Every business will have its books inspected by the tax authorities at some time or another. Most of these are routine checks on the quality of accounting systems, compliance with tax return regulations, payment of assessments, and the extent and nature of any adjustments.
Files and records
Clear bookkeeping and accounting records and a comprehensive filing system are essential to ensure that the tax audit proceeds smoothly. deWaardKramer can arrange this for you. Because a tax audit is usually carried out at the consultant's or accountant's office, we can respond to the inspector's questions directly and adequately.
To make checks of this kind possible, you and your business have a duty to retain records and a duty to allow inspections.
The duty to retain records concerns books, documents and all kinds of other information data carriers (e.g. CD-ROMs).
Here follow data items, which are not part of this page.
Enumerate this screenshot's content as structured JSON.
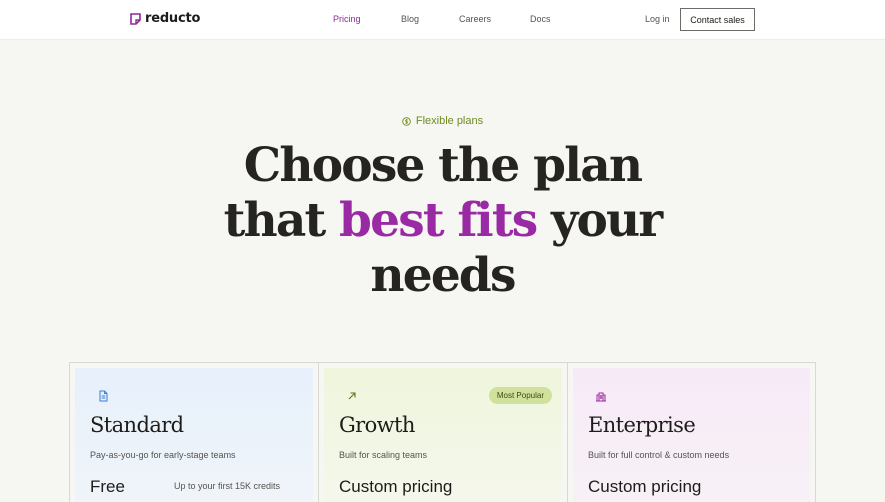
{
  "brand": {
    "name": "reducto",
    "accent": "#8e2a9a"
  },
  "nav": {
    "links": [
      {
        "label": "Pricing",
        "active": true
      },
      {
        "label": "Blog",
        "active": false
      },
      {
        "label": "Careers",
        "active": false
      },
      {
        "label": "Docs",
        "active": false
      }
    ],
    "login_label": "Log in",
    "contact_label": "Contact sales"
  },
  "hero": {
    "badge": "Flexible plans",
    "badge_icon": "dollar-circle-icon",
    "title_part1": "Choose the plan",
    "title_part2": "that ",
    "title_accent": "best fits",
    "title_part3": " your",
    "title_part4": "needs"
  },
  "plans": [
    {
      "icon": "document-icon",
      "name": "Standard",
      "description": "Pay-as-you-go for early-stage teams",
      "price": "Free",
      "note": "Up to your first 15K credits"
    },
    {
      "icon": "arrow-up-right-icon",
      "name": "Growth",
      "badge": "Most Popular",
      "description": "Built for scaling teams",
      "price": "Custom pricing"
    },
    {
      "icon": "building-icon",
      "name": "Enterprise",
      "description": "Built for full control & custom needs",
      "price": "Custom pricing"
    }
  ]
}
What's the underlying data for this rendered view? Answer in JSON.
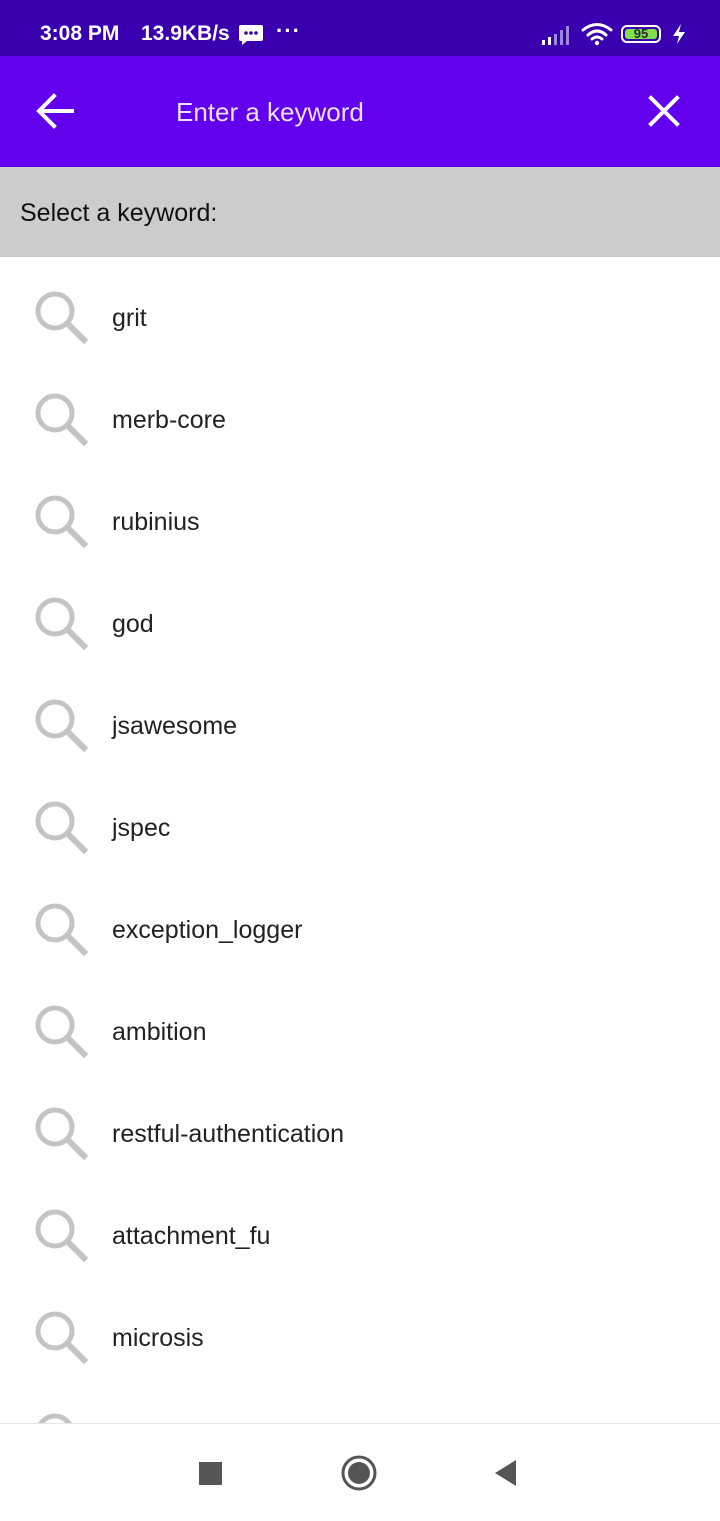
{
  "status_bar": {
    "time": "3:08 PM",
    "net_speed": "13.9KB/s",
    "more": "···",
    "battery": "95"
  },
  "toolbar": {
    "search_placeholder": "Enter a keyword",
    "search_value": "",
    "back_icon": "arrow-left-icon",
    "close_icon": "close-icon"
  },
  "header": {
    "title": "Select a keyword:"
  },
  "keywords": [
    "grit",
    "merb-core",
    "rubinius",
    "god",
    "jsawesome",
    "jspec",
    "exception_logger",
    "ambition",
    "restful-authentication",
    "attachment_fu",
    "microsis",
    ""
  ],
  "colors": {
    "status_bar": "#3a00b0",
    "toolbar": "#6200ee",
    "header": "#cccccc",
    "icon": "#c4c4c4"
  }
}
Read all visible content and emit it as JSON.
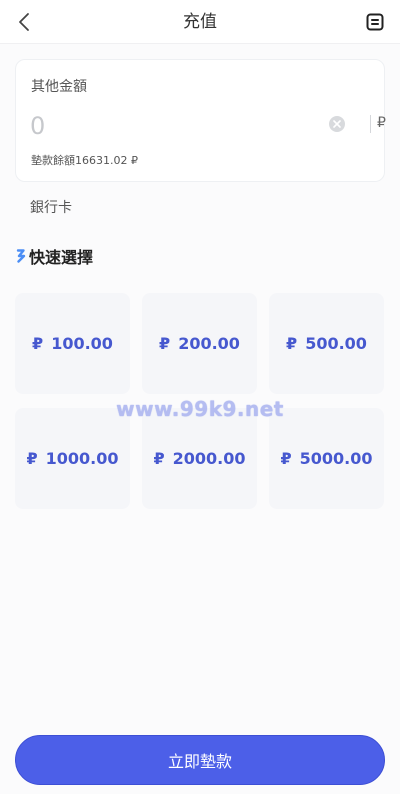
{
  "header": {
    "title": "充值",
    "back_icon": "chevron-left-icon",
    "record_icon": "document-list-icon"
  },
  "amount_card": {
    "label": "其他金額",
    "input_value": "",
    "input_placeholder": "0",
    "currency_symbol": "₽",
    "balance_text": "墊款餘額16631.02 ₽",
    "clear_icon": "clear-circle-icon"
  },
  "bank": {
    "label": "銀行卡"
  },
  "quick_select": {
    "title": "快速選擇",
    "icon": "brand-s-icon",
    "currency_symbol": "₽",
    "options": [
      {
        "amount": "100.00"
      },
      {
        "amount": "200.00"
      },
      {
        "amount": "500.00"
      },
      {
        "amount": "1000.00"
      },
      {
        "amount": "2000.00"
      },
      {
        "amount": "5000.00"
      }
    ]
  },
  "watermark": "www.99k9.net",
  "submit": {
    "label": "立即墊款"
  },
  "colors": {
    "accent": "#4c5fe8",
    "option_text": "#4658cf",
    "option_bg": "#f5f6f9"
  }
}
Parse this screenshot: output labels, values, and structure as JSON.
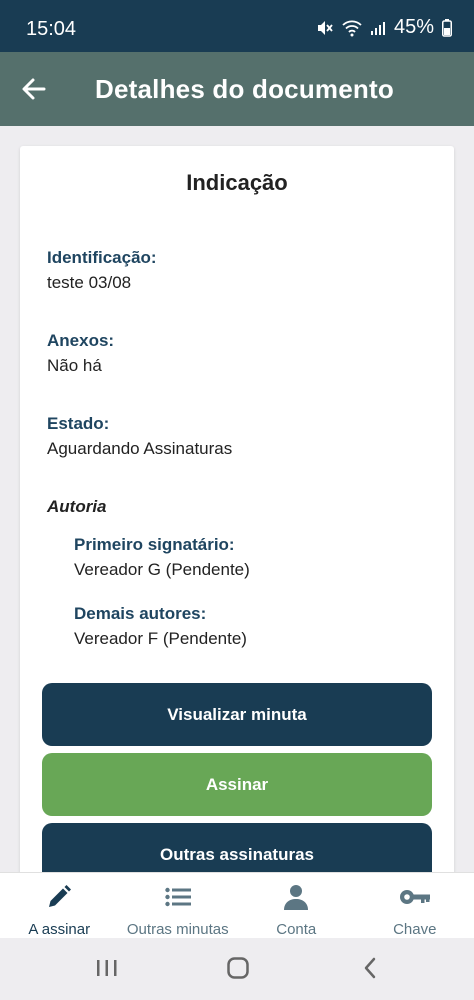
{
  "status_bar": {
    "time": "15:04",
    "battery": "45%"
  },
  "app_bar": {
    "title": "Detalhes do documento"
  },
  "document": {
    "title": "Indicação",
    "fields": [
      {
        "label": "Identificação:",
        "value": "teste 03/08"
      },
      {
        "label": "Anexos:",
        "value": "Não há"
      },
      {
        "label": "Estado:",
        "value": "Aguardando Assinaturas"
      }
    ],
    "authorship": {
      "title": "Autoria",
      "first_signer_label": "Primeiro signatário:",
      "first_signer_value": "Vereador G (Pendente)",
      "other_authors_label": "Demais autores:",
      "other_authors_value": "Vereador F (Pendente)"
    }
  },
  "actions": {
    "view_draft": "Visualizar minuta",
    "sign": "Assinar",
    "other_signatures": "Outras assinaturas"
  },
  "bottom_nav": [
    {
      "label": "A assinar",
      "icon": "pencil-icon",
      "active": true
    },
    {
      "label": "Outras minutas",
      "icon": "list-icon",
      "active": false
    },
    {
      "label": "Conta",
      "icon": "person-icon",
      "active": false
    },
    {
      "label": "Chave",
      "icon": "key-icon",
      "active": false
    }
  ],
  "colors": {
    "status_bar": "#193c53",
    "app_bar": "#55706c",
    "primary": "#193c53",
    "success": "#68a756",
    "label": "#1f4560"
  }
}
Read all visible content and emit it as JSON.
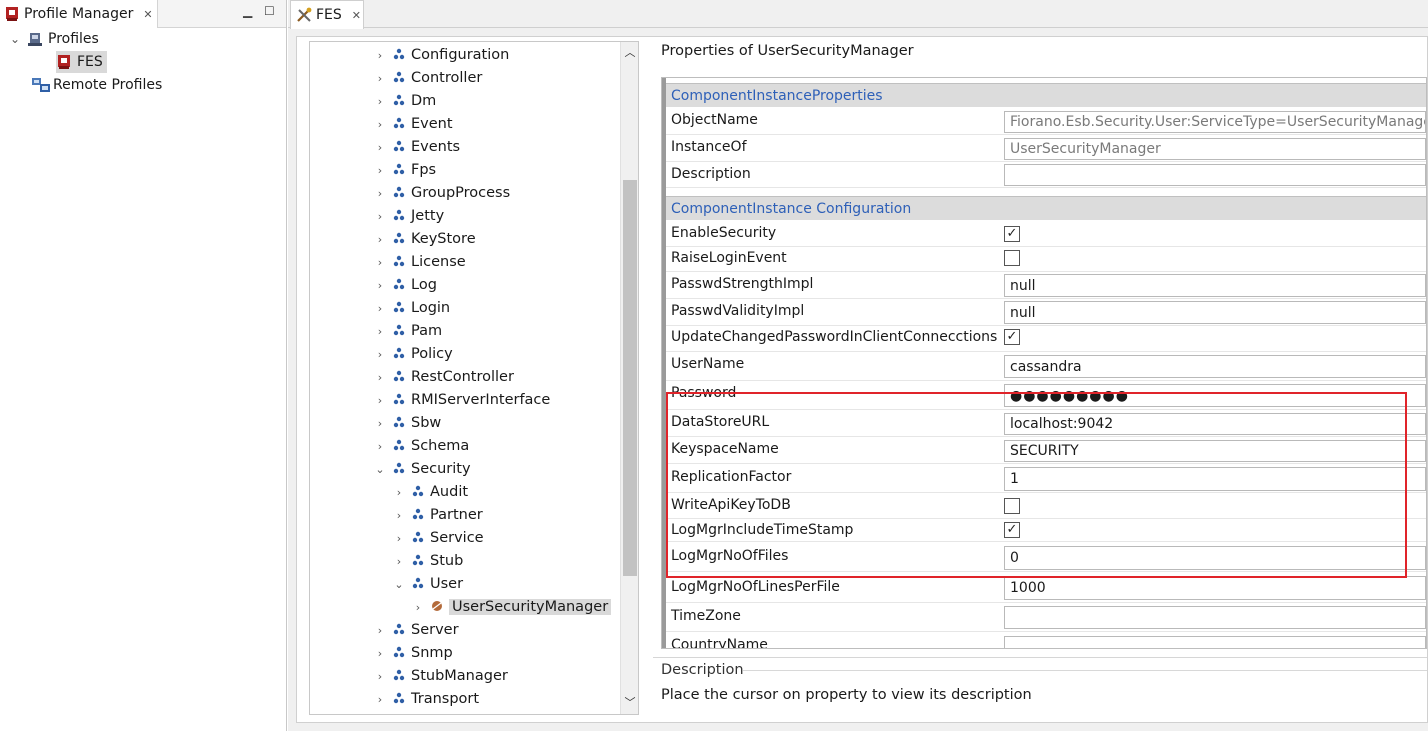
{
  "profile_manager": {
    "tab_title": "Profile Manager",
    "tree": {
      "profiles_label": "Profiles",
      "fes_label": "FES",
      "remote_profiles_label": "Remote Profiles"
    }
  },
  "editor": {
    "tab_title": "FES",
    "module_tree": [
      {
        "label": "Configuration",
        "level": 0,
        "expanded": false
      },
      {
        "label": "Controller",
        "level": 0,
        "expanded": false
      },
      {
        "label": "Dm",
        "level": 0,
        "expanded": false
      },
      {
        "label": "Event",
        "level": 0,
        "expanded": false
      },
      {
        "label": "Events",
        "level": 0,
        "expanded": false
      },
      {
        "label": "Fps",
        "level": 0,
        "expanded": false
      },
      {
        "label": "GroupProcess",
        "level": 0,
        "expanded": false
      },
      {
        "label": "Jetty",
        "level": 0,
        "expanded": false
      },
      {
        "label": "KeyStore",
        "level": 0,
        "expanded": false
      },
      {
        "label": "License",
        "level": 0,
        "expanded": false
      },
      {
        "label": "Log",
        "level": 0,
        "expanded": false
      },
      {
        "label": "Login",
        "level": 0,
        "expanded": false
      },
      {
        "label": "Pam",
        "level": 0,
        "expanded": false
      },
      {
        "label": "Policy",
        "level": 0,
        "expanded": false
      },
      {
        "label": "RestController",
        "level": 0,
        "expanded": false
      },
      {
        "label": "RMIServerInterface",
        "level": 0,
        "expanded": false
      },
      {
        "label": "Sbw",
        "level": 0,
        "expanded": false
      },
      {
        "label": "Schema",
        "level": 0,
        "expanded": false
      },
      {
        "label": "Security",
        "level": 0,
        "expanded": true
      },
      {
        "label": "Audit",
        "level": 1,
        "expanded": false
      },
      {
        "label": "Partner",
        "level": 1,
        "expanded": false
      },
      {
        "label": "Service",
        "level": 1,
        "expanded": false
      },
      {
        "label": "Stub",
        "level": 1,
        "expanded": false
      },
      {
        "label": "User",
        "level": 1,
        "expanded": true
      },
      {
        "label": "UserSecurityManager",
        "level": 2,
        "expanded": false,
        "selected": true
      },
      {
        "label": "Server",
        "level": 0,
        "expanded": false
      },
      {
        "label": "Snmp",
        "level": 0,
        "expanded": false
      },
      {
        "label": "StubManager",
        "level": 0,
        "expanded": false
      },
      {
        "label": "Transport",
        "level": 0,
        "expanded": false
      }
    ],
    "properties": {
      "title": "Properties of UserSecurityManager",
      "section_instance_props": "ComponentInstanceProperties",
      "object_name_label": "ObjectName",
      "object_name_value": "Fiorano.Esb.Security.User:ServiceType=UserSecurityManager,Name=UserSecurityManager",
      "instance_of_label": "InstanceOf",
      "instance_of_value": "UserSecurityManager",
      "description_label": "Description",
      "description_value": "",
      "section_config": "ComponentInstance Configuration",
      "enable_security_label": "EnableSecurity",
      "enable_security_checked": true,
      "raise_login_event_label": "RaiseLoginEvent",
      "raise_login_event_checked": false,
      "passwd_strength_label": "PasswdStrengthImpl",
      "passwd_strength_value": "null",
      "passwd_validity_label": "PasswdValidityImpl",
      "passwd_validity_value": "null",
      "update_changed_pw_label": "UpdateChangedPasswordInClientConneccti​ons",
      "update_changed_pw_checked": true,
      "username_label": "UserName",
      "username_value": "cassandra",
      "password_label": "Password",
      "password_value": "●●●●●●●●●",
      "datastore_url_label": "DataStoreURL",
      "datastore_url_value": "localhost:9042",
      "keyspace_name_label": "KeyspaceName",
      "keyspace_name_value": "SECURITY",
      "replication_factor_label": "ReplicationFactor",
      "replication_factor_value": "1",
      "write_api_key_label": "WriteApiKeyToDB",
      "write_api_key_checked": false,
      "logmgr_timestamp_label": "LogMgrIncludeTimeStamp",
      "logmgr_timestamp_checked": true,
      "logmgr_files_label": "LogMgrNoOfFiles",
      "logmgr_files_value": "0",
      "logmgr_lines_label": "LogMgrNoOfLinesPerFile",
      "logmgr_lines_value": "1000",
      "timezone_label": "TimeZone",
      "timezone_value": "",
      "country_name_label": "CountryName",
      "country_name_value": ""
    },
    "description": {
      "heading": "Description",
      "text": "Place the cursor on property to view its description"
    }
  },
  "colors": {
    "section_text": "#2e60b8",
    "highlight_border": "#e0242a",
    "tree_node_icon": "#2f5fa6"
  }
}
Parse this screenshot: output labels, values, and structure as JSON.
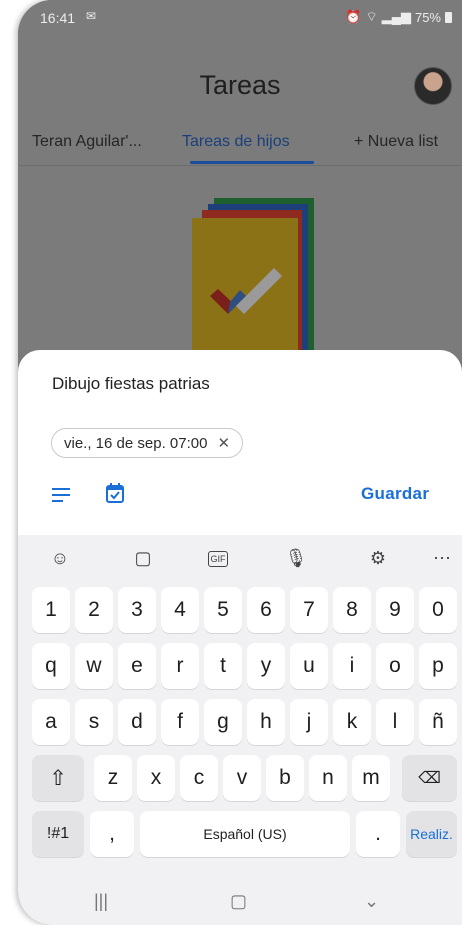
{
  "status": {
    "time": "16:41",
    "battery": "75%"
  },
  "app": {
    "title": "Tareas",
    "tabs": [
      {
        "label": "Teran Aguilar'..."
      },
      {
        "label": "Tareas de hijos"
      },
      {
        "label": "+  Nueva list"
      }
    ]
  },
  "sheet": {
    "task_title": "Dibujo fiestas patrias",
    "date_chip": "vie., 16 de sep. 07:00",
    "save_label": "Guardar"
  },
  "keyboard": {
    "toolbar": [
      "emoji-icon",
      "sticker-icon",
      "gif-icon",
      "microphone-icon",
      "settings-icon",
      "more-icon"
    ],
    "row_numbers": [
      "1",
      "2",
      "3",
      "4",
      "5",
      "6",
      "7",
      "8",
      "9",
      "0"
    ],
    "row_q": [
      "q",
      "w",
      "e",
      "r",
      "t",
      "y",
      "u",
      "i",
      "o",
      "p"
    ],
    "row_a": [
      "a",
      "s",
      "d",
      "f",
      "g",
      "h",
      "j",
      "k",
      "l",
      "ñ"
    ],
    "row_z": [
      "z",
      "x",
      "c",
      "v",
      "b",
      "n",
      "m"
    ],
    "symbols_label": "!#1",
    "comma_label": ",",
    "space_label": "Español (US)",
    "period_label": ".",
    "done_label": "Realiz."
  },
  "colors": {
    "accent": "#1a6fd6",
    "scrim": "#7b7b7b",
    "keyboard_bg": "#f1f1f3"
  }
}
The duty to allow inspections means that a business must give the Tax Office access to relevant documents. This duty to allow inspections is not unlimited, however. Under normal circumstances a tax inspector does not have access to all areas and filing cabinets. The consultants know how far the duty to allow inspections extends.
In addition to standard audits, there are also "FIOD investigations". The Fiscal Intelligence and Investigation Service (FIOD), which is part of the Tax Office, conducts investigations in cases of suspected tax offences. A FIOD investigation may follow on from a standard audit. In that case the business owner is no longer an interlocutor, but a suspect. And the investigator is no longer interested in whether the books can be reconciled with the financial statements, but is looking for evidence of criminal activity. Under these circumstances the consultant can also provide support to the business owner.